All of my bots and my personal site and other projects live on a DigitalOcean box out there in the cloud somewhere, with a little bit of S3 thrown in for good measure.

And what software?

My desktop runs Xubuntu, which is of course a version of the popular Ubuntu OS with the lightweight Xfce desktop environment. For a long time I've been vaguely interested in "upgrading" to a more hardcore desktop situation, probably with a tiling window manager. Then again, at this point I mostly have open a browser with lots of tabs and a tmux session with lots of tabs, so it just doesn't make that big a difference.

For editing text, I usually use the very basic gedit program. When I'm writing code, vim. I've written some prose in vim but I'm still not yet facile enough with it and it kind of gets in my way. I'd like to learn enough to switch over all the way.

My blog runs on WordPress, which is truly inspirational as a piece of software, as an organization, and as a community. It's more than I need, though, and now that Github offers HTTPS for custom domains, I'm more likely than ever to switch over to a static site generator hosted there.

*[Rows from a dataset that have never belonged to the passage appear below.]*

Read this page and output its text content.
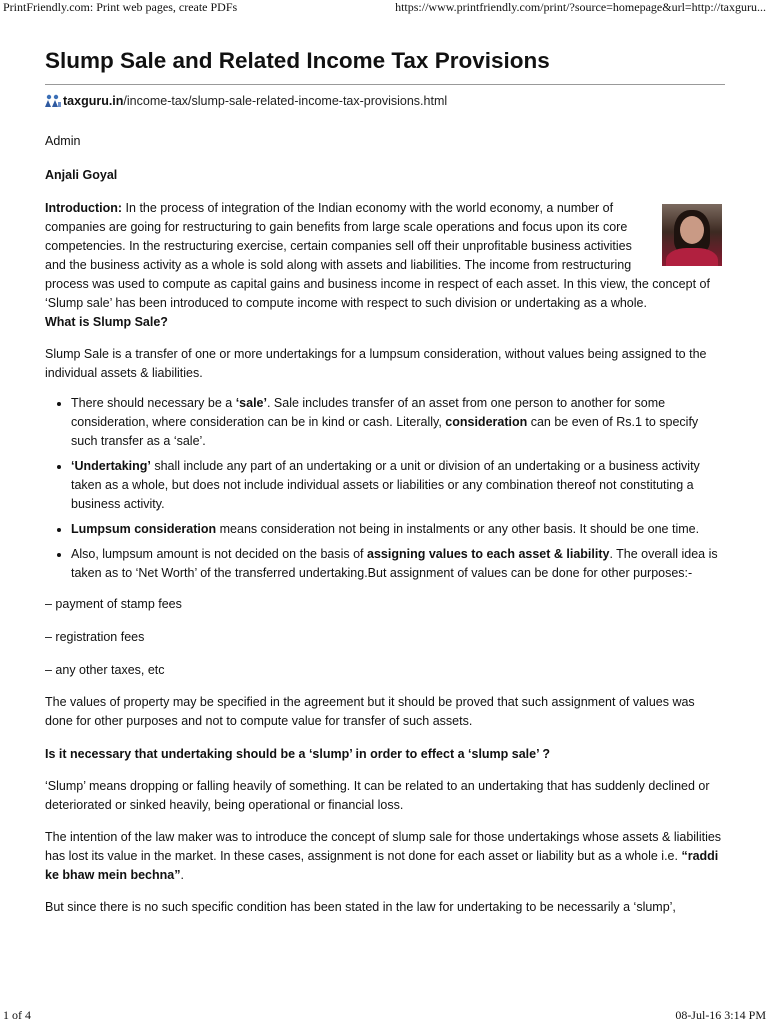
PrintFriendly.com: Print web pages, create PDFs	https://www.printfriendly.com/print/?source=homepage&url=http://taxguru...
Slump Sale and Related Income Tax Provisions
taxguru.in /income-tax/slump-sale-related-income-tax-provisions.html

Admin

Anjali Goyal

Introduction: In the process of integration of the Indian economy with the world economy, a number of companies are going for restructuring to gain benefits from large scale operations and focus upon its core competencies. In the restructuring exercise, certain companies sell off their unprofitable business activities and the business activity as a whole is sold along with assets and liabilities. The income from restructuring process was used to compute as capital gains and business income in respect of each asset. In this view, the concept of ‘Slump sale’ has been introduced to compute income with respect to such division or undertaking as a whole.

What is Slump Sale?

Slump Sale is a transfer of one or more undertakings for a lumpsum consideration, without values being assigned to the individual assets & liabilities.

• There should necessary be a ‘sale’. Sale includes transfer of an asset from one person to another for some consideration, where consideration can be in kind or cash. Literally, consideration can be even of Rs.1 to specify such transfer as a ‘sale’.
• ‘Undertaking’ shall include any part of an undertaking or a unit or division of an undertaking or a business activity taken as a whole, but does not include individual assets or liabilities or any combination thereof not constituting a business activity.
• Lumpsum consideration means consideration not being in instalments or any other basis. It should be one time.
• Also, lumpsum amount is not decided on the basis of assigning values to each asset & liability. The overall idea is taken as to ‘Net Worth’ of the transferred undertaking.But assignment of values can be done for other purposes:-

– payment of stamp fees

– registration fees

– any other taxes, etc

The values of property may be specified in the agreement but it should be proved that such assignment of values was done for other purposes and not to compute value for transfer of such assets.

Is it necessary that undertaking should be a ‘slump’ in order to effect a ‘slump sale’ ?

‘Slump’ means dropping or falling heavily of something. It can be related to an undertaking that has suddenly declined or deteriorated or sinked heavily, being operational or financial loss.

The intention of the law maker was to introduce the concept of slump sale for those undertakings whose assets & liabilities has lost its value in the market. In these cases, assignment is not done for each asset or liability but as a whole i.e. “raddi ke bhaw mein bechna”.

But since there is no such specific condition has been stated in the law for undertaking to be necessarily a ‘slump’,

1 of 4	08-Jul-16 3:14 PM
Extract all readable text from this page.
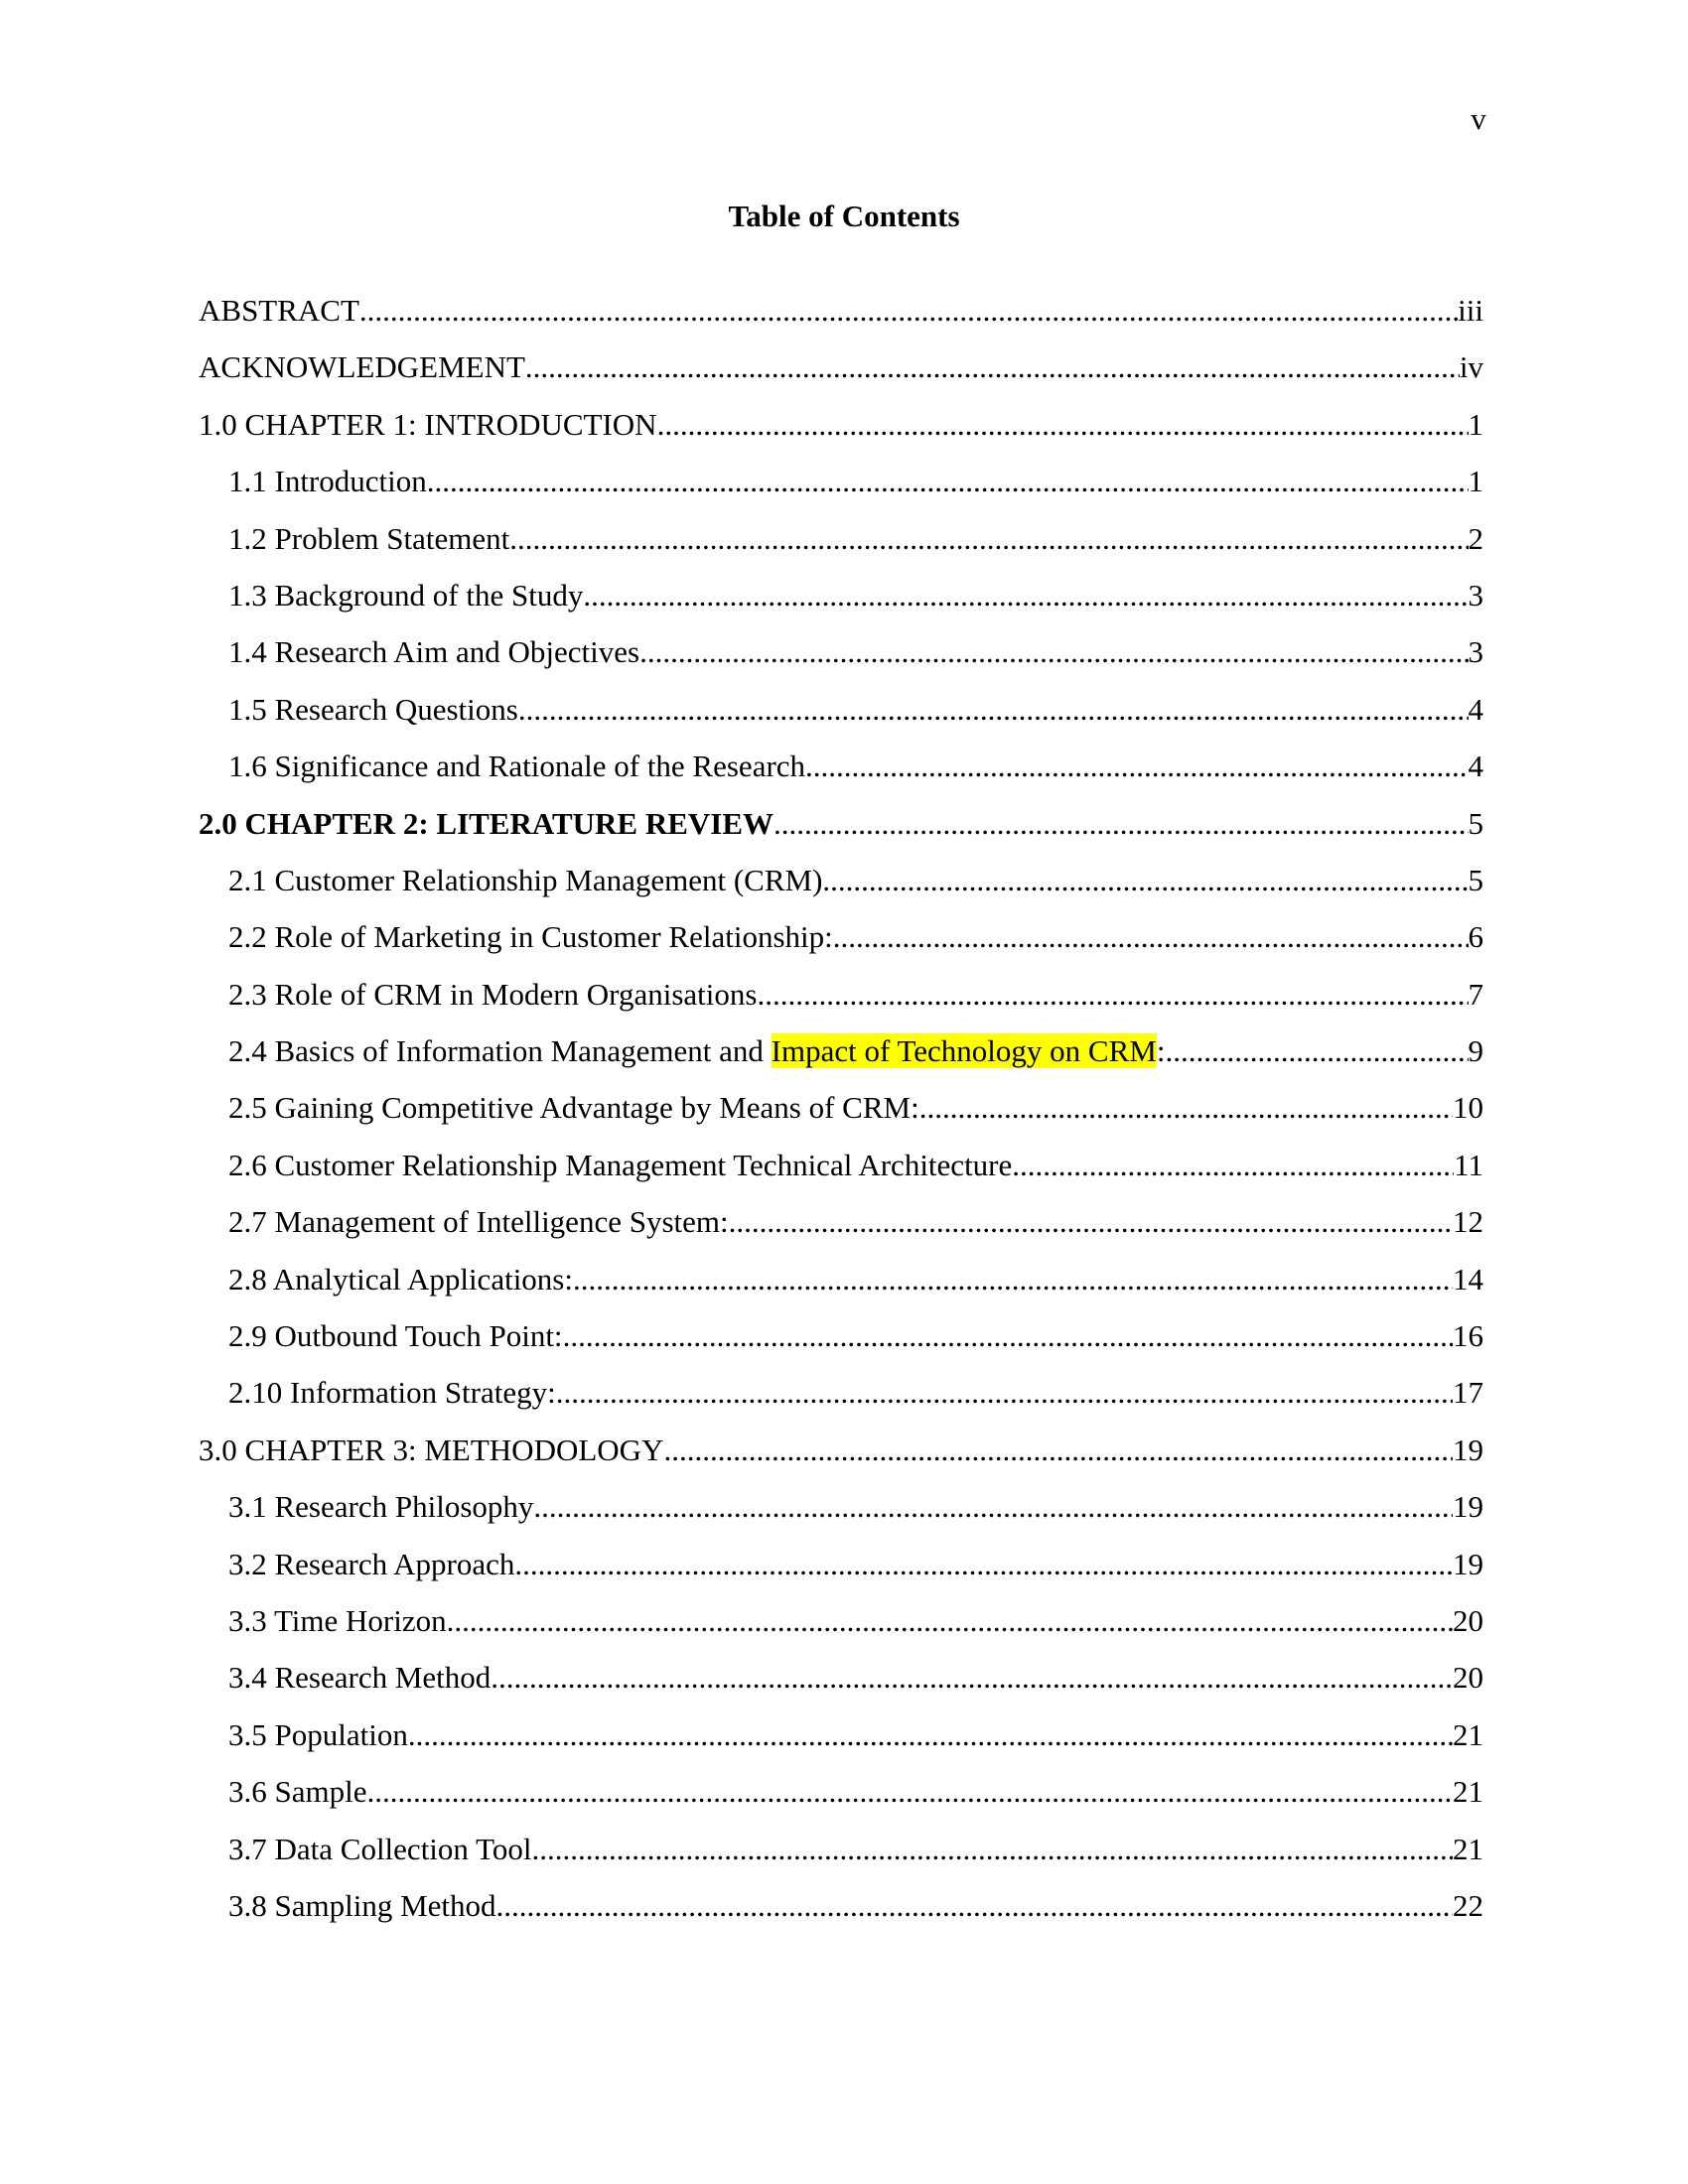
v
Table of Contents
ABSTRACT .....	iii
ACKNOWLEDGEMENT .....	iv
1.0 CHAPTER 1: INTRODUCTION .....	1
1.1 Introduction .....	1
1.2 Problem Statement .....	2
1.3 Background of the Study .....	3
1.4 Research Aim and Objectives .....	3
1.5 Research Questions .....	4
1.6 Significance and Rationale of the Research .....	4
2.0 CHAPTER 2: LITERATURE REVIEW .....	5
2.1 Customer Relationship Management (CRM) .....	5
2.2 Role of Marketing in Customer Relationship: .....	6
2.3 Role of CRM in Modern Organisations .....	7
2.4 Basics of Information Management and Impact of Technology on CRM: .....	9
2.5 Gaining Competitive Advantage by Means of CRM: .....	10
2.6 Customer Relationship Management Technical Architecture .....	11
2.7 Management of Intelligence System: .....	12
2.8 Analytical Applications: .....	14
2.9 Outbound Touch Point: .....	16
2.10 Information Strategy: .....	17
3.0 CHAPTER 3: METHODOLOGY .....	19
3.1 Research Philosophy .....	19
3.2 Research Approach .....	19
3.3 Time Horizon .....	20
3.4 Research Method .....	20
3.5 Population .....	21
3.6 Sample .....	21
3.7 Data Collection Tool .....	21
3.8 Sampling Method .....	22
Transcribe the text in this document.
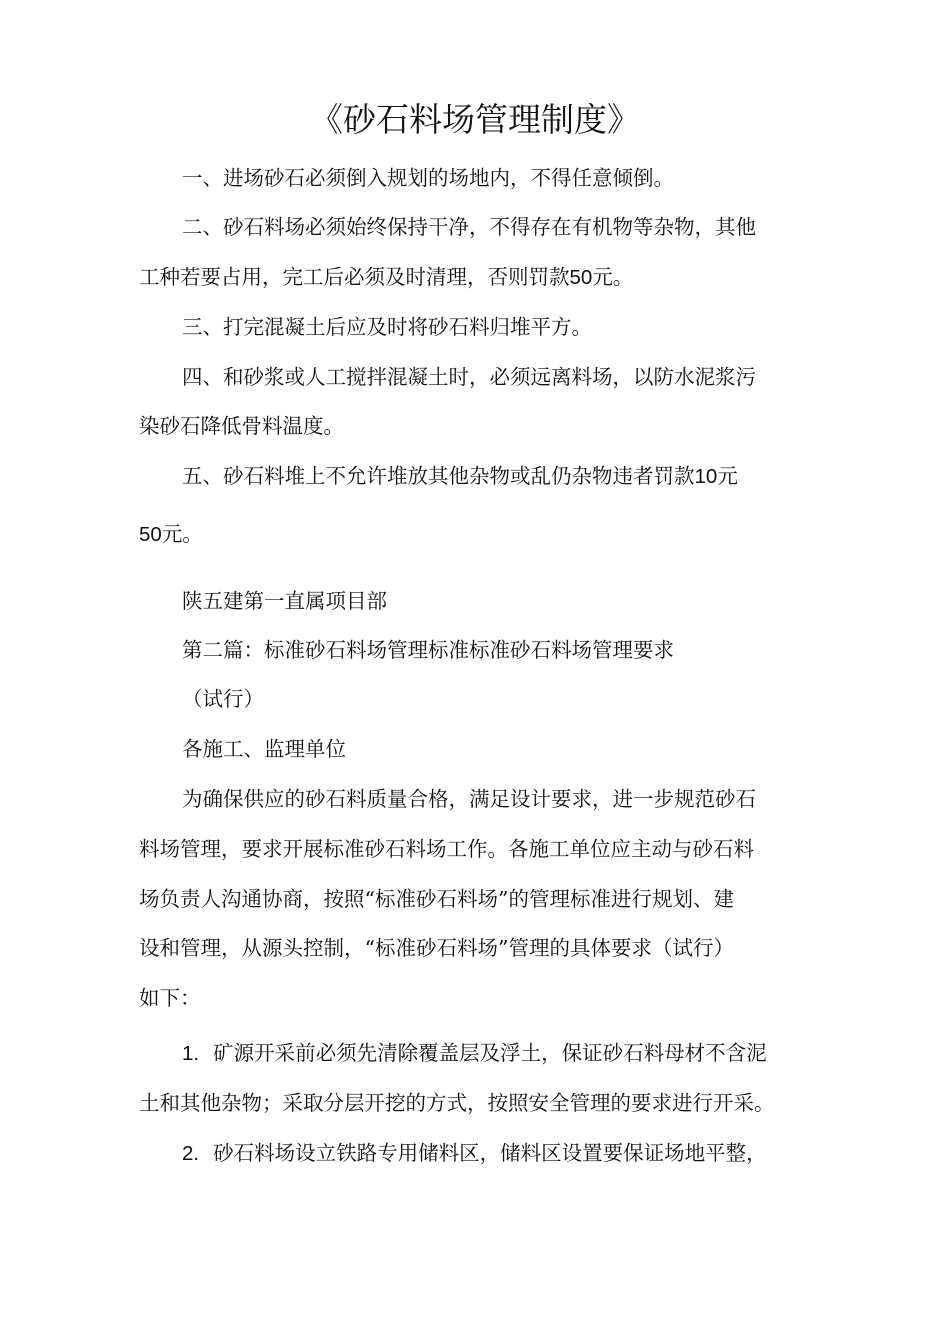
《砂石料场管理制度》
一、进场砂石必须倒入规划的场地内，不得任意倾倒。
二、砂石料场必须始终保持干净，不得存在有机物等杂物，其他
工种若要占用，完工后必须及时清理，否则罚款50元。
三、打完混凝土后应及时将砂石料归堆平方。
四、和砂浆或人工搅拌混凝土时，必须远离料场，以防水泥浆污
染砂石降低骨料温度。
五、砂石料堆上不允许堆放其他杂物或乱仍杂物违者罚款10元
50元。
陕五建第一直属项目部
第二篇：标准砂石料场管理标准标准砂石料场管理要求
（试行）
各施工、监理单位
为确保供应的砂石料质量合格，满足设计要求，进一步规范砂石
料场管理，要求开展标准砂石料场工作。各施工单位应主动与砂石料
场负责人沟通协商，按照“标准砂石料场”的管理标准进行规划、建
设和管理，从源头控制，“标准砂石料场”管理的具体要求（试行）
如下：
1. 矿源开采前必须先清除覆盖层及浮土，保证砂石料母材不含泥
土和其他杂物；采取分层开挖的方式，按照安全管理的要求进行开采。
2. 砂石料场设立铁路专用储料区，储料区设置要保证场地平整，
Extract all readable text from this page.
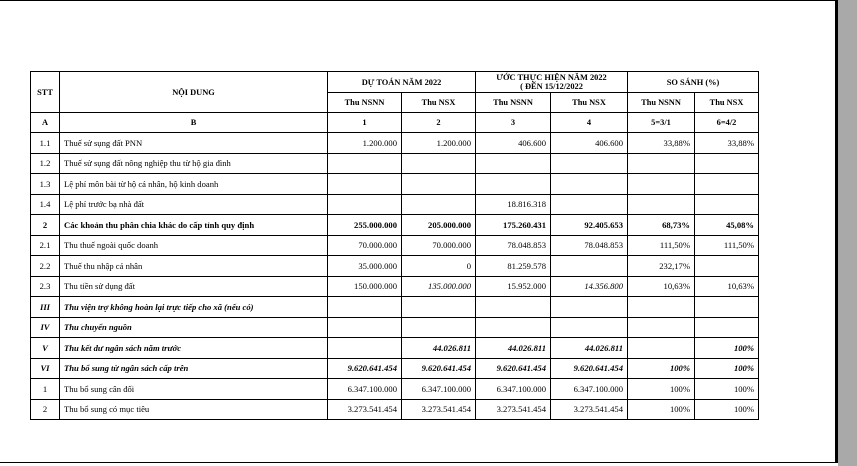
STT	NỘI DUNG	DỰ TOÁN NĂM 2022		ƯỚC THỰC HIỆN NĂM 2022
( ĐẾN 15/12/2022		SO SÁNH (%)	
		Thu NSNN	Thu NSX	Thu NSNN	Thu NSX	Thu NSNN	Thu NSX
A	B	1	2	3	4	5=3/1	6=4/2
1.1	Thuế sử sụng đất PNN	1.200.000	1.200.000	406.600	406.600	33,88%	33,88%
1.2	Thuế sử sụng đất nông nghiệp thu từ hộ gia đình						
1.3	Lệ phí môn bài từ hộ cá nhân, hộ kinh doanh						
1.4	Lệ phí trước bạ nhà đất			18.816.318			
2	Các khoản thu phân chia khác do cấp tỉnh quy định	255.000.000	205.000.000	175.260.431	92.405.653	68,73%	45,08%
2.1	Thu thuế ngoài quốc doanh	70.000.000	70.000.000	78.048.853	78.048.853	111,50%	111,50%
2.2	Thuế thu nhập cá nhân	35.000.000	0	81.259.578		232,17%	
2.3	Thu tiền sử dụng đất	150.000.000	135.000.000	15.952.000	14.356.800	10,63%	10,63%
III	Thu viện trợ không hoàn lại trực tiếp cho xã (nếu có)						
IV	Thu chuyển nguồn						
V	Thu kết dư ngân sách năm trước		44.026.811	44.026.811	44.026.811		100%
VI	Thu bổ sung từ ngân sách cấp trên	9.620.641.454	9.620.641.454	9.620.641.454	9.620.641.454	100%	100%
1	Thu bổ sung cân đối	6.347.100.000	6.347.100.000	6.347.100.000	6.347.100.000	100%	100%
2	Thu bổ sung có mục tiêu	3.273.541.454	3.273.541.454	3.273.541.454	3.273.541.454	100%	100%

When I'm writing code, it's almost exclusively Python, with a little bit of JavaScript thrown in. When I was writing gotham-grabber, I got really excited about the browser automation stuff that you can do with Puppeteer, so I had to do a little bit of Node.

What would be your dream setup?

Honestly I feel like I'm close! I'd maybe get a nicer keyboard and I could always get a new camera lens, but I personally feel like I'm past the point where hardware or software is holding me back. What I need is a library full of reference books so I can learn everything that's already available to me.